Making des entrepreneurs
Workwise, it’s all been about entrepreneurship. Over the last two months, I have been putting together 2 trainings that teach entrepreneurship skills to groups of agents in my microfinance institution and a group of women that want to start their own businesses. After about a month of going over each lesson for the training, photocopying, writing down points and other preparations, my counterpart, Dansoko, and I gave a week’s worth of lessons (10 in total) to the 20 people at my organization. I was pleasantly surprised by how engaged and participative everyone was. We had to ask people to calm down and listen to each other more than once. They had a lot of lively discussion with each other and asked a lot of questions. They, overall, said they really had a good time and got a lot out of the training, which is all I wanted to begin with. Dansoko also benefited from the training. He received the same training at his university by another PC volunteer and now, in Siguiri, he was on the other side of the coin and has become a trainer. The next obstacle is how to teach the same training to the clients of my microfinance institution. How do you teach entrepreneurship to people that are illiterate? I think there’s still a long road to reach that. Hopefully, I can help steer RAFOC in the right path and then, they can continue after I leave. My second training is going to start in a few weeks with 20 women in the community. It is going to be the same material, with Dansoko and the chef of CECOJE, Cisse, teaching it. If I can create excellent trainers that can grab the attention of participants, then I think I will have done my job. There is no point in teaching all of these trainings, if I don’t make sure I leave people behind that believe and are very knowledgeable about all things entrepreneurship.

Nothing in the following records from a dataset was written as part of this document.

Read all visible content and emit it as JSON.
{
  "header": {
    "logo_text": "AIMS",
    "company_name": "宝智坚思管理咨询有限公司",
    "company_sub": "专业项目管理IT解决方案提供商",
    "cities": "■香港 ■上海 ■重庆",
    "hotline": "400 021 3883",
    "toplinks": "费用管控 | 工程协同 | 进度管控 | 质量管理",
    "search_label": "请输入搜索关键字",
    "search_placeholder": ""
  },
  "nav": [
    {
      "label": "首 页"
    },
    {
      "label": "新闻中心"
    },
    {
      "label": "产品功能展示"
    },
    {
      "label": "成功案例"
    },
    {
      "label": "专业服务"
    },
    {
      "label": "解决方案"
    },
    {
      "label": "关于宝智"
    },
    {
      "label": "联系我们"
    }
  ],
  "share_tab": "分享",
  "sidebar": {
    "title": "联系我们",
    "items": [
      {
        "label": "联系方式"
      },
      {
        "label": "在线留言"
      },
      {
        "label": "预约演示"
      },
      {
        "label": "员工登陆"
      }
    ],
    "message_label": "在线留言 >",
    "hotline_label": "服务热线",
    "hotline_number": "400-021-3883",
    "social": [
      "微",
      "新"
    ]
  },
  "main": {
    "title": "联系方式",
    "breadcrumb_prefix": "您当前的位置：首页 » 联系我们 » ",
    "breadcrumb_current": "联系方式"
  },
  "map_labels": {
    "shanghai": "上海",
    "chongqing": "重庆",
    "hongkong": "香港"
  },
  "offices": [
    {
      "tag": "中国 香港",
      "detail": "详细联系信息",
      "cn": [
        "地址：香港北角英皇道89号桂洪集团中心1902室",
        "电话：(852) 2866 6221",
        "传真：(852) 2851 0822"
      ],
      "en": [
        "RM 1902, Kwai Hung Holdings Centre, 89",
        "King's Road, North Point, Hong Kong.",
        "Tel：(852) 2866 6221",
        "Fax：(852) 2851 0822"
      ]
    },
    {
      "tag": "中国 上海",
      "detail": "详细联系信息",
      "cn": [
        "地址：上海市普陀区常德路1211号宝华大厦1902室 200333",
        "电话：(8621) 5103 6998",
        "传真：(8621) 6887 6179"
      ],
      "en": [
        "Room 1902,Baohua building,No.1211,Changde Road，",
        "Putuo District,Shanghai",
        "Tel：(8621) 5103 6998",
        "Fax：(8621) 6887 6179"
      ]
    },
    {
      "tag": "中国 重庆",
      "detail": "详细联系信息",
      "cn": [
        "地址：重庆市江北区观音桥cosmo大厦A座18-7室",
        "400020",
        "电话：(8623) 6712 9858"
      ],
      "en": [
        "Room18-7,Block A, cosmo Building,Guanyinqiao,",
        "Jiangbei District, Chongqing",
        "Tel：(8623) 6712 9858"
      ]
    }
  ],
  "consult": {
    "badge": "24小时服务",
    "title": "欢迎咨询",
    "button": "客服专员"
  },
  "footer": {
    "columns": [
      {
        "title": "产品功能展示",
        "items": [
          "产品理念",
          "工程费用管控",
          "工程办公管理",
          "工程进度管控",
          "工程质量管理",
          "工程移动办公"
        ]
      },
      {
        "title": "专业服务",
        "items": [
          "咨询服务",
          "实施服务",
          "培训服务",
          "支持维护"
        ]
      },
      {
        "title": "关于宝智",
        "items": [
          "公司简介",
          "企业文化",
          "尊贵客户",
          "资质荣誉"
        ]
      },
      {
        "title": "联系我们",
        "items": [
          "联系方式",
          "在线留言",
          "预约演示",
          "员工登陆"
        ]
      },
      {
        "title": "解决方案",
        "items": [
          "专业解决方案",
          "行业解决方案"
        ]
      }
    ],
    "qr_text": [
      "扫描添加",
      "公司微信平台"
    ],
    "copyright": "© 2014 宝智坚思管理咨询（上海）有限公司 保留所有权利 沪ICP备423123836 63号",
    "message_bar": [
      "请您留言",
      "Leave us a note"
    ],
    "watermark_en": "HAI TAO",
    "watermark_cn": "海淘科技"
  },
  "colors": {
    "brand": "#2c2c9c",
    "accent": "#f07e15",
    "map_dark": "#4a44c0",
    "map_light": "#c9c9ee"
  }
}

The countdown continues. I am 3 months from my COS date. Because I am pretty close to ending my service here in Guinea and heading home, Peace Corps is having a little conference for my group where we are going to do some program evaluations, talk about how to get home, receiving money that PC gives us as we leave, etc. I am on my way to that conference now, along with 6 other volunteers in a packed taxi. The conference is going to be across the country, beyond Conakry. But, we have been promised a pool and some dancing. It will be a nice little break from Siguiri, especially since I haven’t moved from here in 2 months. It’s time to hang by the pool and enjoy the last of my experience here.